B. L. : Ouais, mais il est plus fou que moi encore, Albert ! Plus radical. Avec Albert, c’est une vieille amitié, on se connait depuis très longtemps. On s’est rencontrés sur le tournage de Petites Misères où nous étions tous les deux comédiens. Ensuite, on a joué chacun dans les films de l’autre et on a joué ensemble dans des films qui n’étaient pas les nôtres. C’est quelqu’un avec qui je suis beaucoup en contact. Sa femme, Catherine Bozorgan, a coproduit Les Premiers, les Derniers, dans lequel il jouait. Je vais faire un petit truc dans son prochain film. J’ai toujours au moins un petit truc à jouer dans les films d’Albert, parce que c’est une histoire d’amitié. Tous les films d’Albert sont politiques. Ce sont des comédies, mais elles sont toujours politiques et elles sont très justes. Il tape à chaque fois juste, Albert !

 

C. : Le duo Benoît Delépine / Gustave Kervern… 

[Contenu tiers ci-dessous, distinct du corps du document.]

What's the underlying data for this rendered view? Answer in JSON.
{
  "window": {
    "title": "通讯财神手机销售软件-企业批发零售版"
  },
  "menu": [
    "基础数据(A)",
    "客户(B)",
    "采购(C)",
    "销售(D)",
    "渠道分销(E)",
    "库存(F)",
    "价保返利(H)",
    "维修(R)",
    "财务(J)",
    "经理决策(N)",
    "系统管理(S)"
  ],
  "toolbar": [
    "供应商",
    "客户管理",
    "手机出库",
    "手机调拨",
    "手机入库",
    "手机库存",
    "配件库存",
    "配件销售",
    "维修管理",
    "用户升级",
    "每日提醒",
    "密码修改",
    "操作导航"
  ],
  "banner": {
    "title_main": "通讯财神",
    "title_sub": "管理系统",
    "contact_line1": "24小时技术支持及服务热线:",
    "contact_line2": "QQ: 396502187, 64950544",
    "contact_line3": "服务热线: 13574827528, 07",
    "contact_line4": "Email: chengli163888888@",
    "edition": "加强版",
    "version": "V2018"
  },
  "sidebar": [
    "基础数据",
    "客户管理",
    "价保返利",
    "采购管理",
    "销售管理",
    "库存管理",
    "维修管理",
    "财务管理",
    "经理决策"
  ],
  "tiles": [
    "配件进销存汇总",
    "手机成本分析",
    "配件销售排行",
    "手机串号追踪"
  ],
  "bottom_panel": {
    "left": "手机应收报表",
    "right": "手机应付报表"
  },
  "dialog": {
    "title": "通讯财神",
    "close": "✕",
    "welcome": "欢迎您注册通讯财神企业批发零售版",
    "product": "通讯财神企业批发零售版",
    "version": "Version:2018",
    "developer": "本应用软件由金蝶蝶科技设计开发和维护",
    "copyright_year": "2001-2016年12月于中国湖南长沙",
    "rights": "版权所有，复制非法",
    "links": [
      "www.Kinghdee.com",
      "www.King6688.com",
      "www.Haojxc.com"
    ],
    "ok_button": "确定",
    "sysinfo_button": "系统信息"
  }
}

B. L. : Benoît et Gustave, ce sont mes autres copains avec qui je partage des convictions politiques très fortes. Tout ça fait un peu partie de la même famille : Albert a joué dans leurs films, moi j’ai récemment joué avec Gustave dans Cette musique ne joue pour personne, de Samuel Benchetrit… On dit que le cinéma est une famille. Certes, mais elle est vraiment incestueuse, parce qu’on est tous un peu les uns avec les autres. La différence, c’est que chez eux, il y a cet humour éthylique qu’Albert n’a pas. Albert ne boit pas. La différence entre Albert Dupontel et Benoît et Gustave, c’est le degré d’alcool ingurgité !

 

C. : Samuel Benchétrit, qui vous a dirigé plusieurs fois, notamment dans Chien, un film vraiment glauque et malsain ! 

B. L. : Quand ma nièce l’a vu, elle est sortie de la salle et elle m’a dit : « Je ne pouvais plus te voir ! » Par contre, c’était très drôle à jouer. Et surtout, sur ce film, j’ai remplacé Jean-Claude Van Damme ! Van Damme était censé jouer mon personnage, puis Samuel s’est rendu compte qu’il était antisémite, homophobe, et que ça n’allait jamais fonctionner. Donc, Samuel m’a appelé : « Est-ce que tu pourrais venir remplacer Jean-Claude Van Damme ? » J’ai dit : « Tu es sûr ? On n’est pas vraiment dans le même canon ! »… 

 

C. : Les Snuls ? J’ai revu certains de leurs sketchs récemment. C’est toujours très drôle 30 ans plus tard. 

B. L. : C’était mon écolage ! Mais on ferait aujourd’hui ce qu’on faisait à l’époque des Snuls, on irait en taule, hein ! Tu aurais un hashtag sur la gueule toutes les deux minutes ! On se moquait de tout le monde ! D’ailleurs, un documentaire sur toute cette aventure devait être réalisé, mais je pense que ça a fait flipper tout le monde qu’on aille remuer tout ce qu’ils racontaient à l’époque. Aujourd’hui, on est dans un monde néo-puritain, les gens n’osent plus rien dire. Même faire un documentaire sur les Snuls, ça fait flipper, c’est quand même dingue ! On en est là aujourd’hui ?!